Four Marine Animals and Their Unique Ways of Finding Love

Love is in the air and on the Reef. These marine animals look for love in some interesting ways.

Blue Green Chromis dress up to find love!

Some people like to change their hairstyle, add makeup and alter the way they dress to impress a date. The Blue Green Chromis's efforts are not so different.

As the name suggests, the Blue Green Chromis may appear more blue or green depending on light conditions. However, come spawning time, mature males develop splashes of yellow and black when trying to attract a female.

Blue Green Chromis can be seen on coral rich reefs up to 20 metres in depth on the Great Barrier Reef.

Last year, our Blue Green Chromis were caught in the act. The male was spotted preparing the nest and marking his territory. He returned with a female who deposited eggs into this nest. Once finished the male will guard the nest and ventilate the eggs with his fins, until they hatch. You can view the video by clicking this link to our Facebook page.



The Flashlight Fish doesn't look hard to find love!

Just as the name suggests, the Flashlight Fish has a flashlight at hand, or rather on its head!

Located under its eye, the Flashlight Fish has a special gland that contains a bioluminescent bacteria, which is key to the fish's survival.

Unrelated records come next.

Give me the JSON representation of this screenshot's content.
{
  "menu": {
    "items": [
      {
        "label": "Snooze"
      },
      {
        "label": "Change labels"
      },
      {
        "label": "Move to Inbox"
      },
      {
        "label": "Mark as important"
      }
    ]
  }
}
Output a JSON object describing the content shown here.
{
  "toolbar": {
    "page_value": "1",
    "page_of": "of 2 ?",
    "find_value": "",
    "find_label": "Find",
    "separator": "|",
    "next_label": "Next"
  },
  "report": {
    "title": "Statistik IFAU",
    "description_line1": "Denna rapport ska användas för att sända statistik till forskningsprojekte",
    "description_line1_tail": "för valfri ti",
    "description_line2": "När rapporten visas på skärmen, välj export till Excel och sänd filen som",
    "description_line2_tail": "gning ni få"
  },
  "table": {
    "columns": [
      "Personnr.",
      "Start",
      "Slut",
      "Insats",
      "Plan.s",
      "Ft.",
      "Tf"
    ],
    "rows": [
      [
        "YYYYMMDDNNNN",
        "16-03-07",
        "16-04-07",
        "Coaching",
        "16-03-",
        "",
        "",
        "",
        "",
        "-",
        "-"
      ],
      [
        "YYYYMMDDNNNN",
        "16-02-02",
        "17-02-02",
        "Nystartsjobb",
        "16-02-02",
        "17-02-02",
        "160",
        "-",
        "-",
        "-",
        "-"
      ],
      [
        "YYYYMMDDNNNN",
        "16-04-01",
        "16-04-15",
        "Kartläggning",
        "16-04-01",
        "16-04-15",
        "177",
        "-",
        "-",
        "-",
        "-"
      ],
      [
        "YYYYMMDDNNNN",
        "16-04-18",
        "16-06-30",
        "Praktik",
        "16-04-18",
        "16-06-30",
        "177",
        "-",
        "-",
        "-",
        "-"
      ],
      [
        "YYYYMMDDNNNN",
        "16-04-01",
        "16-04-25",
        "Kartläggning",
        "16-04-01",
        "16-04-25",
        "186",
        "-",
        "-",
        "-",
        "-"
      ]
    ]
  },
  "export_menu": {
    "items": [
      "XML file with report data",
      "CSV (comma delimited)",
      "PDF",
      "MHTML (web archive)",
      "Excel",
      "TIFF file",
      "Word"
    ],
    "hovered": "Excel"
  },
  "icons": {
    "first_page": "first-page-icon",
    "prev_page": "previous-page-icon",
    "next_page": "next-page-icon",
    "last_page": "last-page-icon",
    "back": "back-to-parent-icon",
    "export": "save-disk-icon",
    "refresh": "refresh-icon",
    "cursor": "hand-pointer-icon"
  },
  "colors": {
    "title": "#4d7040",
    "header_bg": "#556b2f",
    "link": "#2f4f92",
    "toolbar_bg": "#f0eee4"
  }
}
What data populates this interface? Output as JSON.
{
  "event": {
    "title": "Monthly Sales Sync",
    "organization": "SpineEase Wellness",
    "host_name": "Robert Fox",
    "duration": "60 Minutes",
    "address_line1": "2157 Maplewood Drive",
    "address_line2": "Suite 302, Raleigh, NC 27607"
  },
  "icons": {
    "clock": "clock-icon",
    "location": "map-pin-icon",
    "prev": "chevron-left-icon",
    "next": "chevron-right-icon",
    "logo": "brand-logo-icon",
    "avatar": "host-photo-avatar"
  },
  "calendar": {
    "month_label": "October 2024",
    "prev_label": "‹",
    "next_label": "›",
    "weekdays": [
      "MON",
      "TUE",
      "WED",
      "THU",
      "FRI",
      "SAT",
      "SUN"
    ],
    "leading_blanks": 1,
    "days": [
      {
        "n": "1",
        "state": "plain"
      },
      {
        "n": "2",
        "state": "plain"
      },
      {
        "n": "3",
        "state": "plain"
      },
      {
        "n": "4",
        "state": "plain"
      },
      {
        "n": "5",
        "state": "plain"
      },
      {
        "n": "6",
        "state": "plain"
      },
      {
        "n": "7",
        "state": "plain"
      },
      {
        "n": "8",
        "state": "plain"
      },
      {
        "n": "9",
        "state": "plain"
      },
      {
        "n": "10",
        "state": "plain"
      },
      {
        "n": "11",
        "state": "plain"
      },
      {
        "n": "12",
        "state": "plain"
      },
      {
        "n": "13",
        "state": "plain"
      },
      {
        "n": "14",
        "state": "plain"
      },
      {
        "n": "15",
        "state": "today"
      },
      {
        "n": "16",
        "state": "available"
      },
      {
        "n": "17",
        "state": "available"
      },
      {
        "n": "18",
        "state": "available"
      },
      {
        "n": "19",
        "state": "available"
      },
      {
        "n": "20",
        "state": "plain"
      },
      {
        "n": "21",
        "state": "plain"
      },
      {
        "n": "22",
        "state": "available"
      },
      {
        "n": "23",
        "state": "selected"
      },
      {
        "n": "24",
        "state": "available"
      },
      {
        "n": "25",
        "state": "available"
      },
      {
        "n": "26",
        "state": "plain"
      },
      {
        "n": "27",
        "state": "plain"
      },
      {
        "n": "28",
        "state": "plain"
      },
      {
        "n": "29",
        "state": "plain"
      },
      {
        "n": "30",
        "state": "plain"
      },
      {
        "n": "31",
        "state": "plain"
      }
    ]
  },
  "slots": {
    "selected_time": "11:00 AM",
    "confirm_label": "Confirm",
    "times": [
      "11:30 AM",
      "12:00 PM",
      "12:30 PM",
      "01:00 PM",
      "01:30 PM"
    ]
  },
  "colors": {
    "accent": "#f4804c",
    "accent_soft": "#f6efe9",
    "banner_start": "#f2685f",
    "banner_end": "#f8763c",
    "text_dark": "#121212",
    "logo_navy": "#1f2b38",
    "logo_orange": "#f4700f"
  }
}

The bacteria produces a green light. Flashlight Fish use this light to attract prey towards its mouth, dazzle predators, as well as find other Flashlight Fish. A membrane, like an eyelid, allows the Flashlight Fish to signal to each other and turn the light "on" and "off."

Finding love wouldn't be hard when you're looking for another glowing light in a dark ocean. Nearly 90% of organisms use bioluminescence in the oceans at depths below 200 metres. Sightings of Onefin Flashlight Fish are rare on the Great Barrier Reef, as they are nocturnal and spend the day hiding in caves and crevices on outer reefs.

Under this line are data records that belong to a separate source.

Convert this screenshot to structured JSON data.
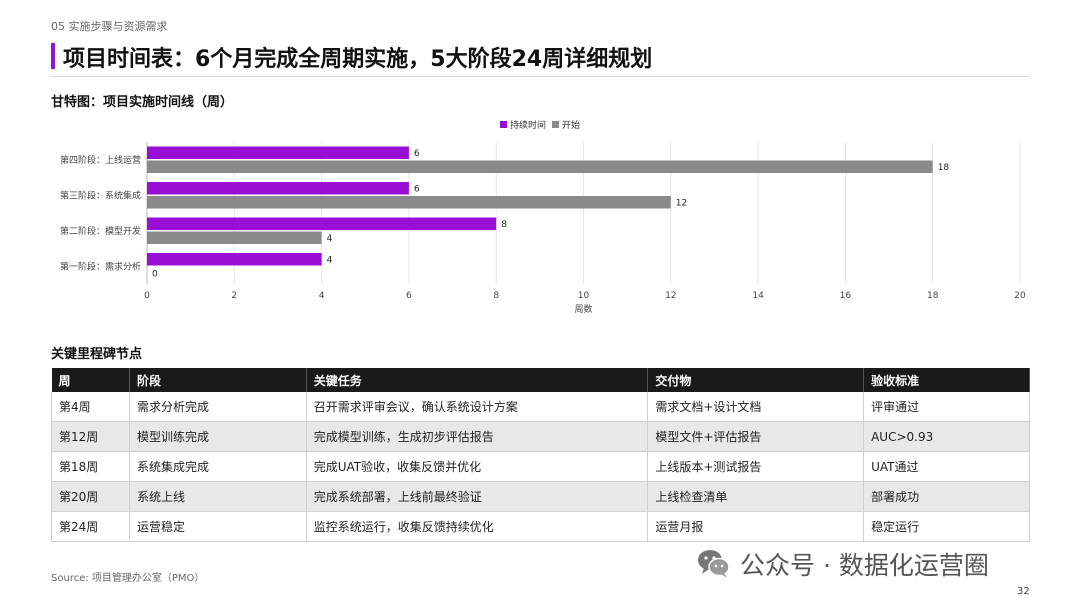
{
  "header": {
    "section_tag": "05 实施步骤与资源需求",
    "title": "项目时间表：6个月完成全周期实施，5大阶段24周详细规划"
  },
  "chart_heading": "甘特图：项目实施时间线（周）",
  "chart_data": {
    "type": "bar",
    "orientation": "horizontal",
    "categories": [
      "第四阶段：上线运营",
      "第三阶段：系统集成",
      "第二阶段：模型开发",
      "第一阶段：需求分析"
    ],
    "series": [
      {
        "name": "持续时间",
        "color": "#9a0fd6",
        "values": [
          6,
          6,
          8,
          4
        ]
      },
      {
        "name": "开始",
        "color": "#8a8a8d",
        "values": [
          18,
          12,
          4,
          0
        ]
      }
    ],
    "xlabel": "周数",
    "xlim": [
      0,
      20
    ],
    "xticks": [
      0,
      2,
      4,
      6,
      8,
      10,
      12,
      14,
      16,
      18,
      20
    ],
    "grid": true,
    "legend_position": "top-center"
  },
  "table_heading": "关键里程碑节点",
  "table": {
    "headers": [
      "周",
      "阶段",
      "关键任务",
      "交付物",
      "验收标准"
    ],
    "rows": [
      [
        "第4周",
        "需求分析完成",
        "召开需求评审会议，确认系统设计方案",
        "需求文档+设计文档",
        "评审通过"
      ],
      [
        "第12周",
        "模型训练完成",
        "完成模型训练，生成初步评估报告",
        "模型文件+评估报告",
        "AUC>0.93"
      ],
      [
        "第18周",
        "系统集成完成",
        "完成UAT验收，收集反馈并优化",
        "上线版本+测试报告",
        "UAT通过"
      ],
      [
        "第20周",
        "系统上线",
        "完成系统部署，上线前最终验证",
        "上线检查清单",
        "部署成功"
      ],
      [
        "第24周",
        "运营稳定",
        "监控系统运行，收集反馈持续优化",
        "运营月报",
        "稳定运行"
      ]
    ]
  },
  "source": "Source: 项目管理办公室（PMO）",
  "watermark": "公众号 · 数据化运营圈",
  "page_number": "32"
}
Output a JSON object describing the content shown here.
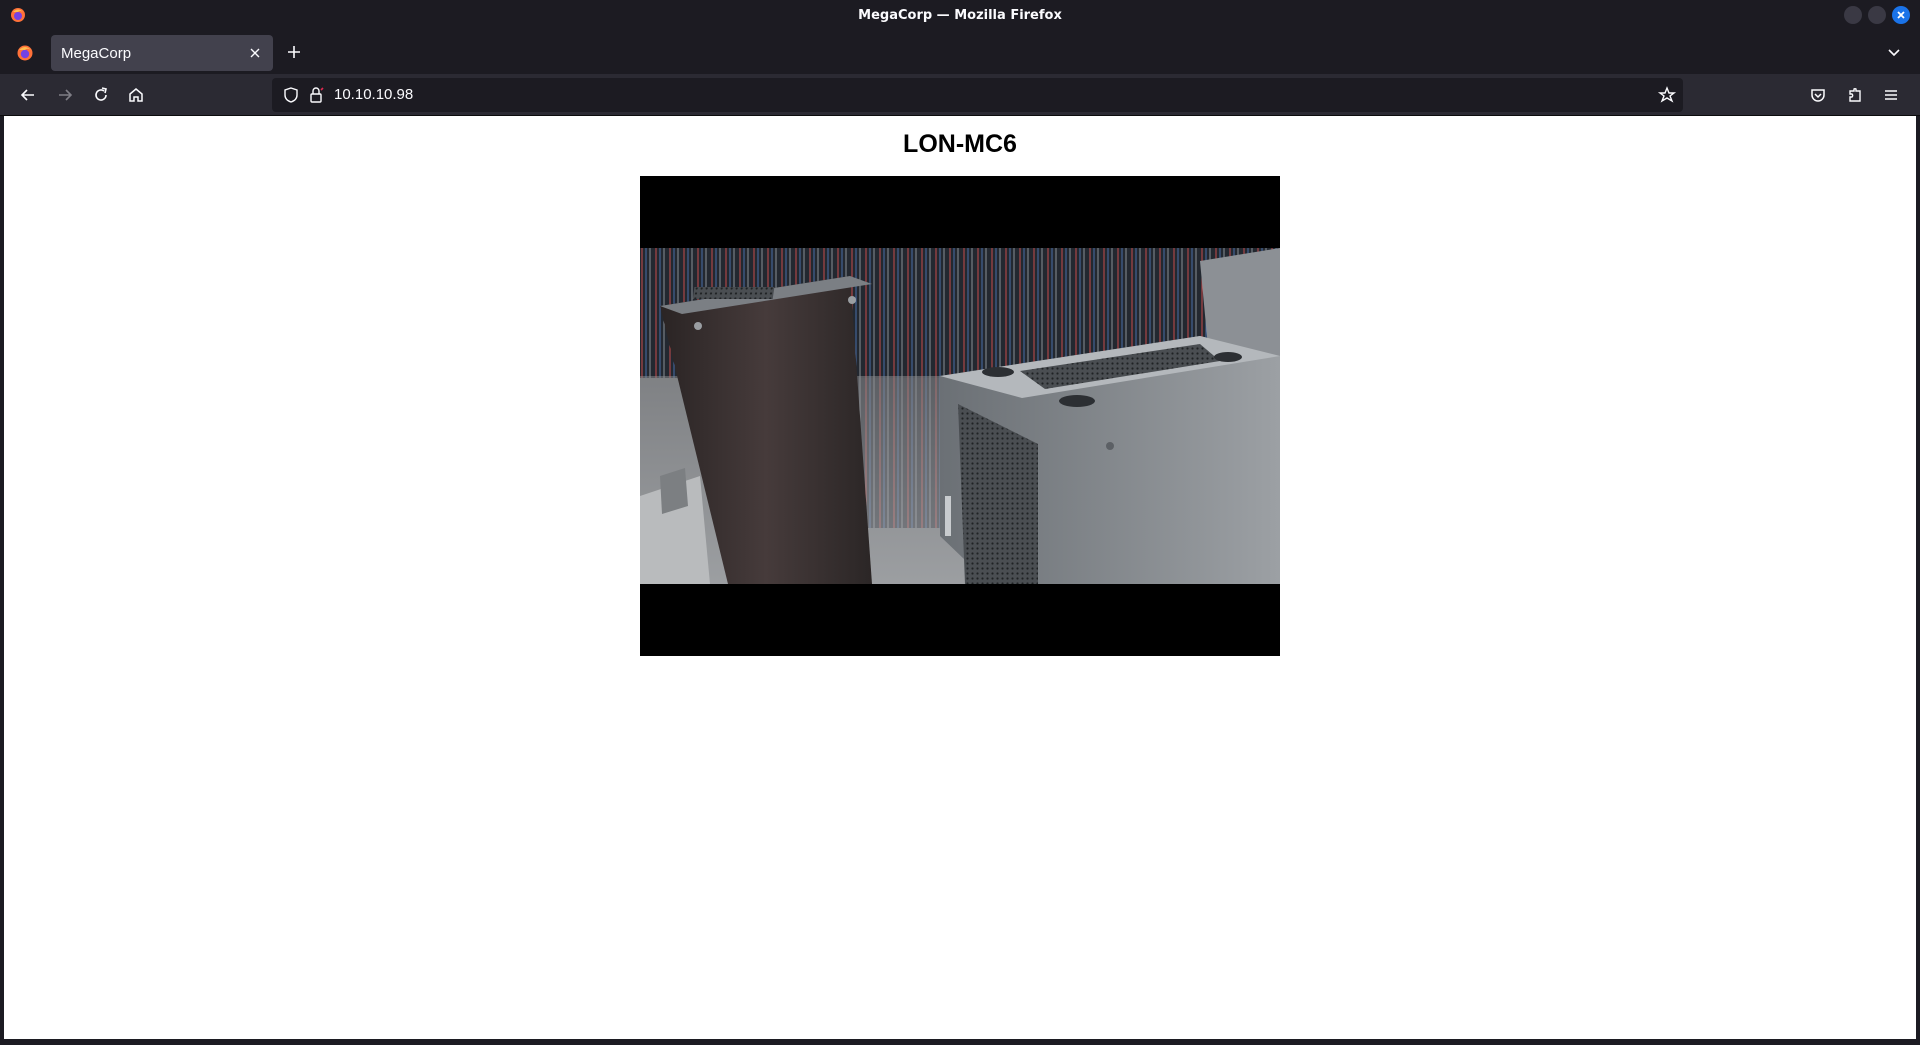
{
  "window": {
    "title": "MegaCorp — Mozilla Firefox"
  },
  "tabs": [
    {
      "title": "MegaCorp",
      "active": true
    }
  ],
  "navbar": {
    "url": "10.10.10.98"
  },
  "page": {
    "heading": "LON-MC6"
  },
  "colors": {
    "chrome_bg": "#1c1b22",
    "toolbar_bg": "#2b2a33",
    "tab_active_bg": "#42414d",
    "close_button": "#1a73e8",
    "page_bg": "#ffffff"
  },
  "icons": {
    "app": "firefox-icon",
    "back": "back-arrow-icon",
    "forward": "forward-arrow-icon",
    "reload": "reload-icon",
    "home": "home-icon",
    "tracking": "shield-icon",
    "security": "lock-icon",
    "bookmark": "star-icon",
    "pocket": "pocket-icon",
    "extensions": "puzzle-icon",
    "menu": "hamburger-menu-icon"
  }
}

Crustaceans splash on the perfume and shed their inhibitions!

During mating season, adult crustaceans attract a mate with perfume or pheromones. For some species, this perfume is present in the female's urine.

Once releasing the perfume, some crabs will use their body and claws to fan the scent towards their prospective mate. Female crabs have a small window of time in which to mate. They can only mate after they have moulted and before their new exoskeleton (or shell) hardens.

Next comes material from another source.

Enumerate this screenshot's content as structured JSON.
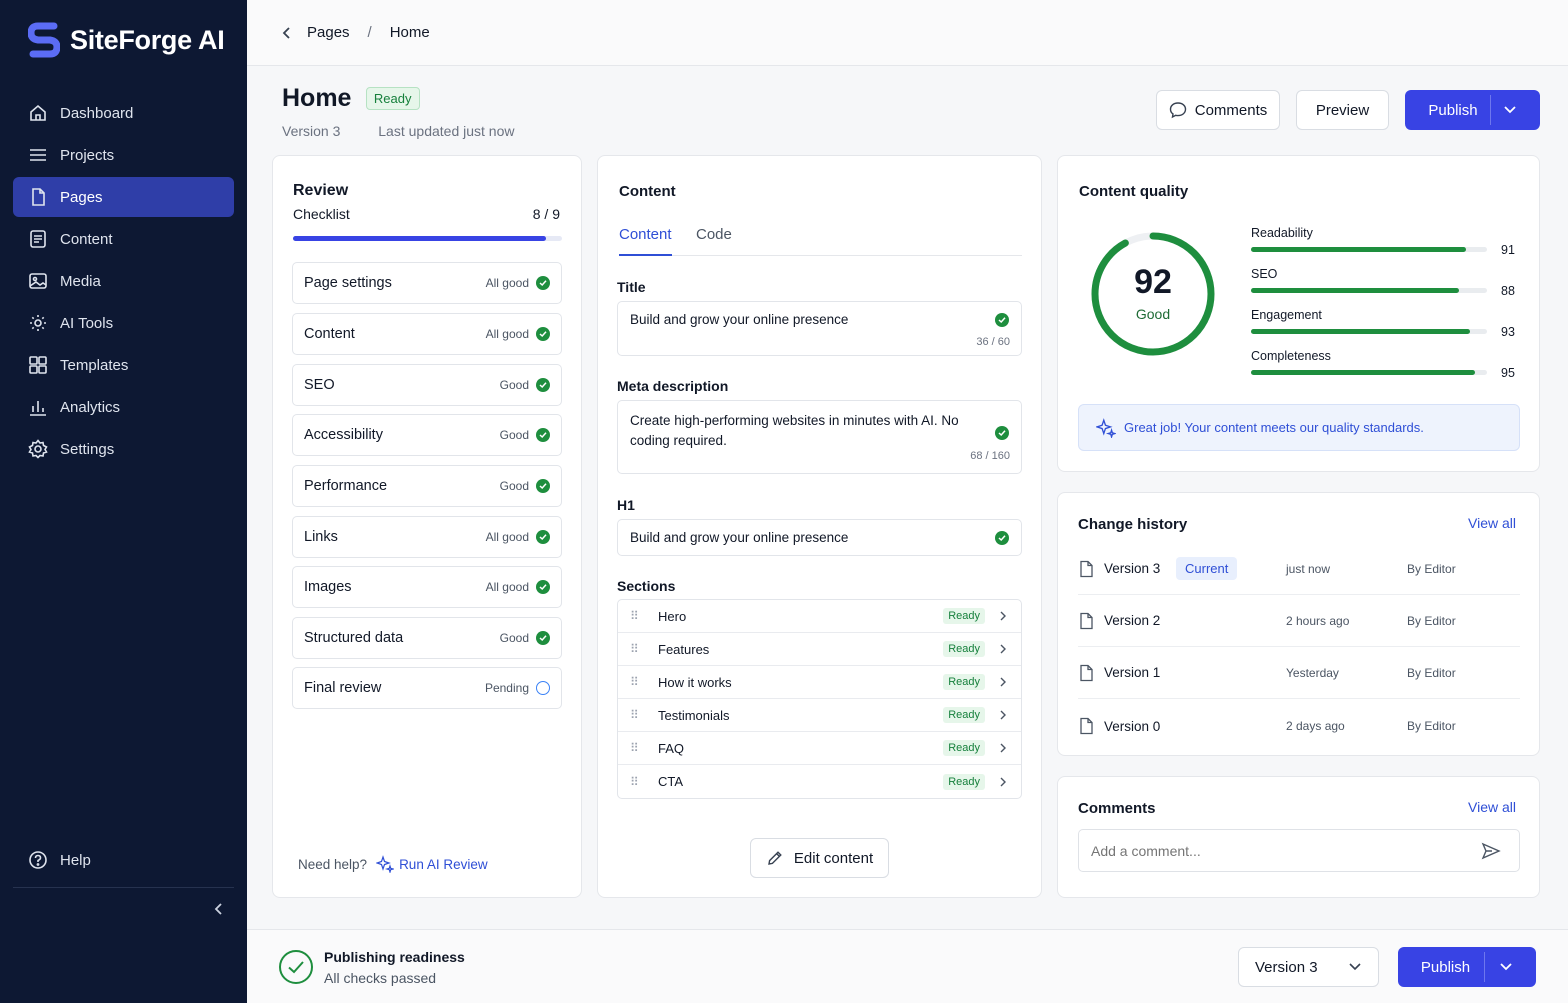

Over 1300 species of crustaceans call the Great Barrier Reef Marine Park home. Our ornate and painted crayfish moult regularly.


Turtles go from nuzzling to nesting!

Male sea turtles show their interest in a female through touch. During the mating season, male turtles will court a female and show their interest by nuzzling or nudging her head, the back of her neck and/or her flippers.

If she doesn't protest or shy away from his nudges and nuzzles, the male turtle will take this as a sign that she is interested.

Turtles that have feeding grounds in Indonesia, Vanuatu and New Guinea, migrate 1000's of kilometres to the northern Great Barrier Reef to find a turtle to nuzzle, ahead of their breeding and nesting season.